Возле вахты на светлом пятачке он опустил ношу, вытер потный лоб и крикнул кому-то:
— Васьков, скотина, хватит спать, выходи!
Загремела задвижка, дверь отворилась, и заспанная физиономия вертухая показалась в светлом проеме.
— Хто здеся? Вы, товарищ старшина? Не разгляжу чегой-то… — он смотрел на сверток в крови.
— Принимай, — сказал собаковод, качнув головой в мою сторону.
— Мясо для охраны что ли? Так это не к нам, а далее.
— Его принимай, идиот! — заорал Гребнев и сел на ступеньку. — Разбуди Зурабова, пускай поможет мне.
— Беглый? — с сомнением произнес Васьков. — Откудова? Наши всех переловили, звон лежат, — свет из окна вахты падал на шесть бесформенных тел у ворот зоны.
Вышел младший сержант Зурабов, хмуро взглянул на окровавленную кладь, но также не сразу понял.
— В столовую надо, я пошлю Толкачева.
— Не надо в столовую, помоги лучше мне.
Они ушли, унося мертвую Клару. А меня Васьков сначала ударил кулаком в переносицу, потом два раза по шее и толкнул в чулан при дежурке. Я повалился на метлы и мгновенно уснул. Утром меня отвели в БУР.
Судить хотели сразу, но вмешалась медицина: заключенных в таком состоянии на суд не отправляют, их сначала держат в больничке, чтобы они могли самостоятельно дойти до суда.
Я уже поправлялся, когда меня навестил Трухлявый. Трифон Степаныч принес хлеб, полселедки, головку лука и курево. Его, как бывшего сослуживца, пропустили в больничку, и мы немного посидели рядышком на скамейке. О том, что судить меня будут скоро, я знал сам, а вот о товарищах своих узнал от него.

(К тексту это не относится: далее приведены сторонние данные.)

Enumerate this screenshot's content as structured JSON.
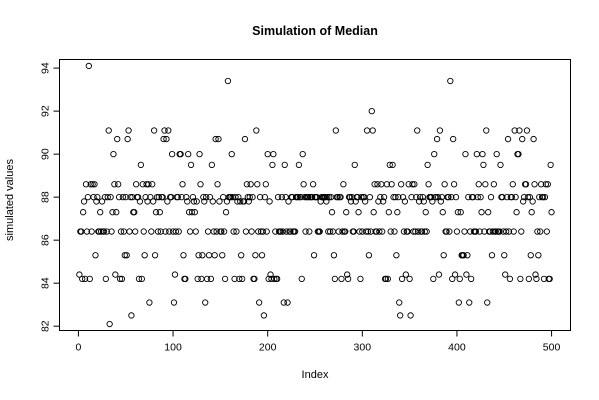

Вавилова подстрелили на гребне сопки — уж очень был заметен.
— Может, и не стреляли бы, да винтовку мою у него заметили. Ну один первогодок и вдарил… По Уставу, — он полез в карман за кисетом, долго трясущимися пальцами свертывал цигарку, — Валеру жалко…
— И его?! — к этому я не был готов. — У него же и оружия не было!
— Знамо, не было. Он сдаться хотел. Обратно шел, а тут черт Клебанова нанес. Верхом подскакал и из нагана… Да, наверное, пьяный был. Пьяные оне любят людей пострелять. Клебан-то ране, до войны, в расстрельной команде служил. Вот уж кто гад ползучий, сто чертей ему в глотку!
Мы долго молчали, потом старик сказал:
— А Прокопия вашего, Полищука, в снегу нашли. Мертвого. Замерз, видать. Ну, я пошел. Завтра опять приду. Ежели пустят.
Он приходил еще два раза, приносил махорку и хлеб. А накануне суда сообщил, что старшина Гребнев уволился из ВОХРы и уехал неизвестно куда.
— Собака у него померла. Восемь лет он с ней службу мотал. Ох, умна была! Что человек. Вдвоем с ей и жил. Жениться-то не мог, ранение с войны имел нехорошее. Вот и жил без бабы. А меня ведь за винтовку судить хотели. Да. А за что? Чего бы я с вами изделал, с четверыми? С охраны выгнали… И ведь ни одна падла из наших не сказала, что винтовка-то у меня не стреляла! Эх, люди! Своего гробят, и хоть бы что. Ладно, пойду. Выпил с горя, ты прости, что тебе не поднес — не положено.